Department of Genome Informatics, Genome Information Research Center, Research Institute for Microbial Diseases, Osaka University, 3-1 Yamadaoka, Suita 565-0871, Japan.
Systems Immunology Laboratory, Immunology Frontier Research Center, Osaka University, 3-1 Yamadaoka, Suita 565-0871, Japan.
Nucleic Acids Res. 2019 Jul 2;47(W1):W5-W10. doi: 10.1093/nar/gkz342.

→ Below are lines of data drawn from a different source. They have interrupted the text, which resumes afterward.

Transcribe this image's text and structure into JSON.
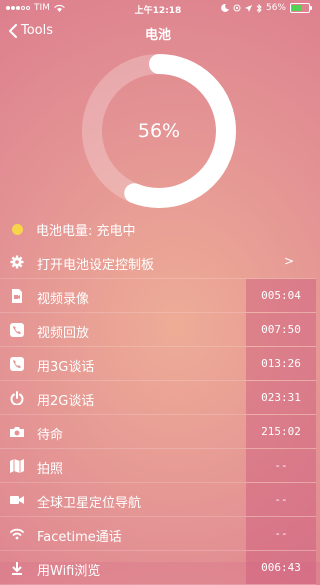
{
  "status_bar": {
    "carrier": "TIM",
    "time": "上午12:18",
    "battery_percent": "56%",
    "battery_level": 0.56,
    "battery_color": "#52d155"
  },
  "nav": {
    "back_label": "Tools",
    "title": "电池",
    "back_icon": "chevron-left-icon"
  },
  "gauge": {
    "percent_text": "56%",
    "level": 0.56
  },
  "battery_status": {
    "label": "电池电量: 充电中",
    "dot_color": "#f7d44a"
  },
  "settings": {
    "label": "打开电池设定控制板",
    "chevron": ">",
    "icon": "gear-icon"
  },
  "rows": [
    {
      "label": "视频录像",
      "value": "005:04",
      "icon": "video-file-icon"
    },
    {
      "label": "视频回放",
      "value": "007:50",
      "icon": "phone-icon"
    },
    {
      "label": "用3G谈话",
      "value": "013:26",
      "icon": "phone-icon"
    },
    {
      "label": "用2G谈话",
      "value": "023:31",
      "icon": "power-icon"
    },
    {
      "label": "待命",
      "value": "215:02",
      "icon": "camera-icon"
    },
    {
      "label": "拍照",
      "value": "--",
      "icon": "map-icon"
    },
    {
      "label": "全球卫星定位导航",
      "value": "--",
      "icon": "video-camera-icon"
    },
    {
      "label": "Facetime通话",
      "value": "--",
      "icon": "wifi-icon"
    },
    {
      "label": "用Wifi浏览",
      "value": "006:43",
      "icon": "download-icon"
    }
  ]
}
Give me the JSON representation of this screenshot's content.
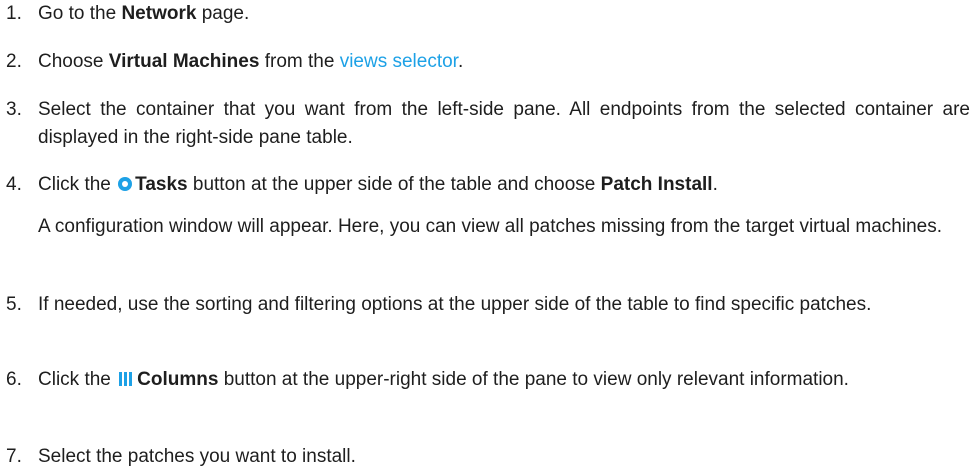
{
  "steps": [
    {
      "num": "1.",
      "a": "Go to the ",
      "b": "Network",
      "c": " page."
    },
    {
      "num": "2.",
      "a": "Choose ",
      "b": "Virtual Machines",
      "c": " from the ",
      "link": "views selector",
      "d": "."
    },
    {
      "num": "3.",
      "text": "Select the container that you want from the left-side pane. All endpoints from the selected container are displayed in the right-side pane table."
    },
    {
      "num": "4.",
      "a": "Click the ",
      "icon": "tasks-icon",
      "b": "Tasks",
      "c": " button at the upper side of the table and choose ",
      "d": "Patch Install",
      "e": ".",
      "note": "A configuration window will appear. Here, you can view all patches missing from the target virtual machines."
    },
    {
      "num": "5.",
      "text": "If needed, use the sorting and filtering options at the upper side of the table to find specific patches."
    },
    {
      "num": "6.",
      "a": "Click the ",
      "icon": "columns-icon",
      "b": "Columns",
      "c": " button at the upper-right side of the pane to view only relevant information."
    },
    {
      "num": "7.",
      "text": "Select the patches you want to install."
    }
  ],
  "colors": {
    "text": "#1e1e1e",
    "accent": "#1da1e6"
  }
}
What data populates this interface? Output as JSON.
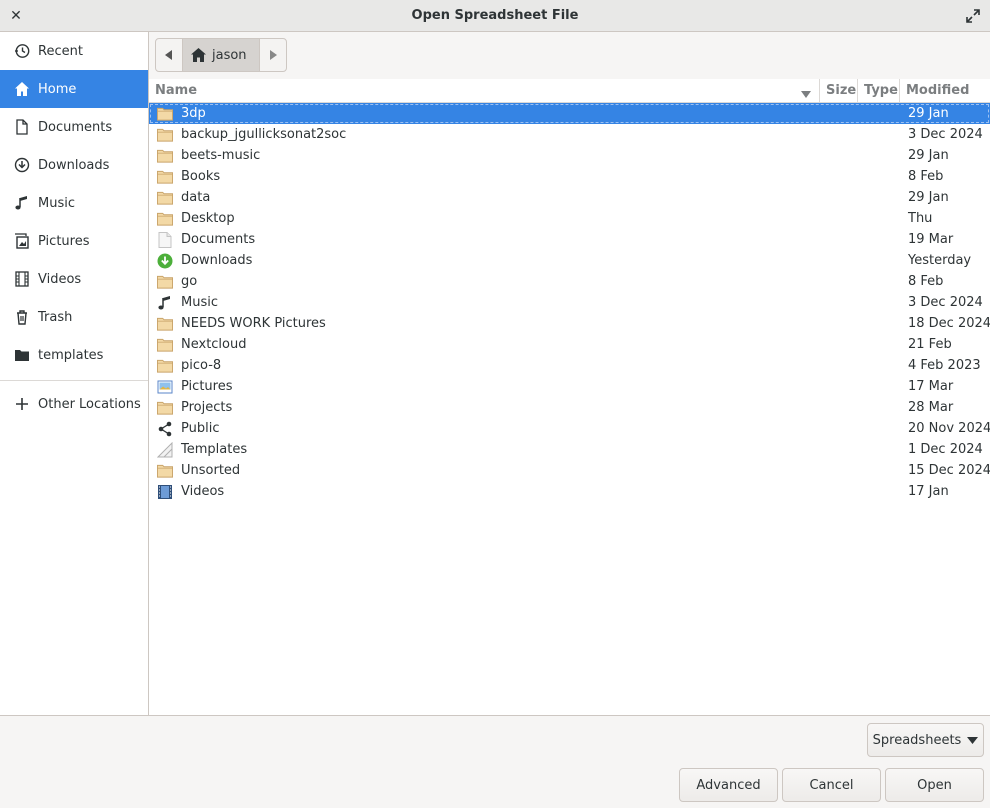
{
  "window": {
    "title": "Open Spreadsheet File"
  },
  "sidebar": {
    "items": [
      {
        "label": "Recent",
        "icon": "clock-icon"
      },
      {
        "label": "Home",
        "icon": "home-icon",
        "selected": true
      },
      {
        "label": "Documents",
        "icon": "document-icon"
      },
      {
        "label": "Downloads",
        "icon": "download-icon"
      },
      {
        "label": "Music",
        "icon": "music-icon"
      },
      {
        "label": "Pictures",
        "icon": "pictures-icon"
      },
      {
        "label": "Videos",
        "icon": "film-icon"
      },
      {
        "label": "Trash",
        "icon": "trash-icon"
      },
      {
        "label": "templates",
        "icon": "folder-icon"
      }
    ],
    "other_locations": "Other Locations"
  },
  "pathbar": {
    "current": "jason"
  },
  "columns": {
    "name": "Name",
    "size": "Size",
    "type": "Type",
    "modified": "Modified"
  },
  "files": [
    {
      "name": "3dp",
      "modified": "29 Jan",
      "icon": "folder-icon",
      "selected": true
    },
    {
      "name": "backup_jgullicksonat2soc",
      "modified": "3 Dec 2024",
      "icon": "folder-icon"
    },
    {
      "name": "beets-music",
      "modified": "29 Jan",
      "icon": "folder-icon"
    },
    {
      "name": "Books",
      "modified": "8 Feb",
      "icon": "folder-icon"
    },
    {
      "name": "data",
      "modified": "29 Jan",
      "icon": "folder-icon"
    },
    {
      "name": "Desktop",
      "modified": "Thu",
      "icon": "folder-icon"
    },
    {
      "name": "Documents",
      "modified": "19 Mar",
      "icon": "document-icon"
    },
    {
      "name": "Downloads",
      "modified": "Yesterday",
      "icon": "download-icon"
    },
    {
      "name": "go",
      "modified": "8 Feb",
      "icon": "folder-icon"
    },
    {
      "name": "Music",
      "modified": "3 Dec 2024",
      "icon": "music-icon"
    },
    {
      "name": "NEEDS WORK Pictures",
      "modified": "18 Dec 2024",
      "icon": "folder-icon"
    },
    {
      "name": "Nextcloud",
      "modified": "21 Feb",
      "icon": "folder-icon"
    },
    {
      "name": "pico-8",
      "modified": "4 Feb 2023",
      "icon": "folder-icon"
    },
    {
      "name": "Pictures",
      "modified": "17 Mar",
      "icon": "pictures-icon"
    },
    {
      "name": "Projects",
      "modified": "28 Mar",
      "icon": "folder-icon"
    },
    {
      "name": "Public",
      "modified": "20 Nov 2024",
      "icon": "share-icon"
    },
    {
      "name": "Templates",
      "modified": "1 Dec 2024",
      "icon": "templates-icon"
    },
    {
      "name": "Unsorted",
      "modified": "15 Dec 2024",
      "icon": "folder-icon"
    },
    {
      "name": "Videos",
      "modified": "17 Jan",
      "icon": "film-icon"
    }
  ],
  "footer": {
    "filter": "Spreadsheets",
    "advanced": "Advanced",
    "cancel": "Cancel",
    "open": "Open"
  },
  "colors": {
    "accent": "#3584e4",
    "folder": "#f0d39a"
  }
}
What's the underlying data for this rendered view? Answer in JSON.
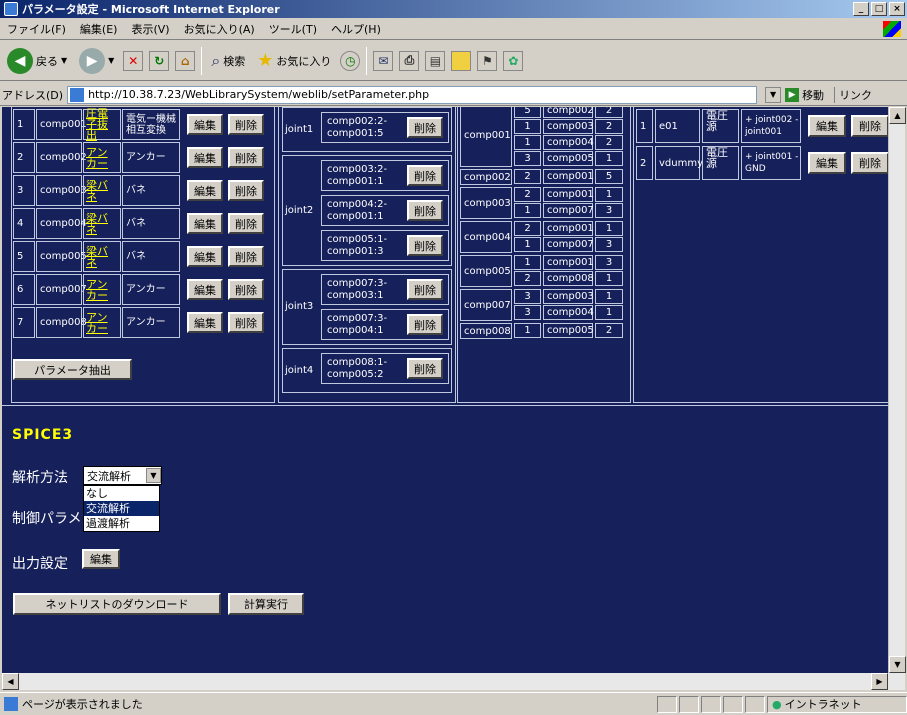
{
  "window": {
    "title": "パラメータ設定 - Microsoft Internet Explorer"
  },
  "menu": [
    "ファイル(F)",
    "編集(E)",
    "表示(V)",
    "お気に入り(A)",
    "ツール(T)",
    "ヘルプ(H)"
  ],
  "toolbar": {
    "back": "戻る",
    "search": "検索",
    "favorites": "お気に入り"
  },
  "address": {
    "label": "アドレス(D)",
    "url": "http://10.38.7.23/WebLibrarySystem/weblib/setParameter.php",
    "go": "移動",
    "links": "リンク"
  },
  "components": {
    "edit_label": "編集",
    "delete_label": "削除",
    "rows": [
      {
        "no": "1",
        "id": "comp001",
        "type": "圧電子抜出",
        "desc": "電気ー機械相互変換"
      },
      {
        "no": "2",
        "id": "comp002",
        "type": "アンカー",
        "desc": "アンカー"
      },
      {
        "no": "3",
        "id": "comp003",
        "type": "梁バネ",
        "desc": "バネ"
      },
      {
        "no": "4",
        "id": "comp004",
        "type": "梁バネ",
        "desc": "バネ"
      },
      {
        "no": "5",
        "id": "comp005",
        "type": "梁バネ",
        "desc": "バネ"
      },
      {
        "no": "6",
        "id": "comp007",
        "type": "アンカー",
        "desc": "アンカー"
      },
      {
        "no": "7",
        "id": "comp008",
        "type": "アンカー",
        "desc": "アンカー"
      }
    ],
    "extract_button": "パラメータ抽出"
  },
  "joints": {
    "delete_label": "削除",
    "groups": [
      {
        "name": "joint1",
        "items": [
          [
            "comp002:2-",
            "comp001:5"
          ]
        ]
      },
      {
        "name": "joint2",
        "items": [
          [
            "comp003:2-",
            "comp001:1"
          ],
          [
            "comp004:2-",
            "comp001:1"
          ],
          [
            "comp005:1-",
            "comp001:3"
          ]
        ]
      },
      {
        "name": "joint3",
        "items": [
          [
            "comp007:3-",
            "comp003:1"
          ],
          [
            "comp007:3-",
            "comp004:1"
          ]
        ]
      },
      {
        "name": "joint4",
        "items": [
          [
            "comp008:1-",
            "comp005:2"
          ]
        ]
      }
    ]
  },
  "connections": {
    "groups": [
      {
        "comp": "comp001",
        "rows": [
          [
            "5",
            "comp002",
            "2"
          ],
          [
            "1",
            "comp003",
            "2"
          ],
          [
            "1",
            "comp004",
            "2"
          ],
          [
            "3",
            "comp005",
            "1"
          ]
        ]
      },
      {
        "comp": "comp002",
        "rows": [
          [
            "2",
            "comp001",
            "5"
          ]
        ]
      },
      {
        "comp": "comp003",
        "rows": [
          [
            "2",
            "comp001",
            "1"
          ],
          [
            "1",
            "comp007",
            "3"
          ]
        ]
      },
      {
        "comp": "comp004",
        "rows": [
          [
            "2",
            "comp001",
            "1"
          ],
          [
            "1",
            "comp007",
            "3"
          ]
        ]
      },
      {
        "comp": "comp005",
        "rows": [
          [
            "1",
            "comp001",
            "3"
          ],
          [
            "2",
            "comp008",
            "1"
          ]
        ]
      },
      {
        "comp": "comp007",
        "rows": [
          [
            "3",
            "comp003",
            "1"
          ],
          [
            "3",
            "comp004",
            "1"
          ]
        ]
      },
      {
        "comp": "comp008",
        "rows": [
          [
            "1",
            "comp005",
            "2"
          ]
        ]
      }
    ]
  },
  "sources": {
    "rows": [
      {
        "no": "1",
        "id": "e01",
        "type": "電圧源",
        "nodes": "+ joint002 - joint001"
      },
      {
        "no": "2",
        "id": "vdummy",
        "type": "電圧源",
        "nodes": "+ joint001 - GND"
      }
    ]
  },
  "spice": {
    "heading": "SPICE3",
    "analysis_label": "解析方法",
    "analysis_value": "交流解析",
    "options": [
      "なし",
      "交流解析",
      "過渡解析"
    ],
    "control_label": "制御パラメ",
    "output_label": "出力設定",
    "output_button": "編集",
    "download_button": "ネットリストのダウンロード",
    "run_button": "計算実行"
  },
  "status": {
    "text": "ページが表示されました",
    "zone": "イントラネット"
  }
}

Here, we describe a web server that integrates structural alignments with the MAFFT multiple sequence alignment (MSA) tool. For this purpose, we have prepared a web-based Database of Aligned Structural Homologs (DASH), which provides structural alignments at the domain and chain levels for all proteins in the Protein Data Bank (PDB), and can be queried interactively or by a simple REST-like API. MAFFT-DASH integration can be invoked with a single flag on either the web (https://mafft.cbrc.jp/alignment/server/) or command-line versions of MAFFT. In our benchmarks using 878 cases from the BAliBase, HomFam, OXFam, Mattbench and SISYPHUS datasets, MAFFT-DASH showed 10-20% improvement over standard MAFFT for MSA problems with weak similarity, in terms of Sum-of-Pairs (SP), a measure of how well a program succeeds at aligning input sequences in comparison to a reference alignment. When MAFFT alignments were supplemented with homologous sequences, further improvement was observed. Potential applications of DASH beyond MSA enrichment include functional annotation through detection of remote homology and assembly of template libraries for homology modeling.
在这里,我们描述了一个集成结构比对与 MAFFT 多序列比对(MSA)工具的网络服务器。为此,我们准备了一个基于网络的数据库,即对齐结构同源物数据库(DASH),它为蛋白质数据库(PDB)中的所有蛋白质提供了结构域和链水平的结构比对,并且可以通过交互式或简单的类似于 REST 的 API 进行查询。在 MAFFT 的网络(https://mafft.cbrc.jp/alignment/server/)或命令行版本上,只需一个标志即可调用 MAFFT-DASH 集成。在使用 BAliBase、HomFam、OXFam、Mattbench 和 SISYPHUS 数据集的 878 个案例的基准测试中,在弱相似性的 MSA 问题方面,与标准 MAFFT 相比,MAFFT-DASH 在对序列的比对效果方面(SP),即程序在与参考比对相比成功对齐输入序列的程度上,提高了 10-20%。当用同源序列补充 MAFFT 比对时,观察到了进一步的改进。DASH 的潜在应用不仅限于 MSA 富集,还包括通过检测远程同源性进行功能注释,以及为同源建模组装模板库。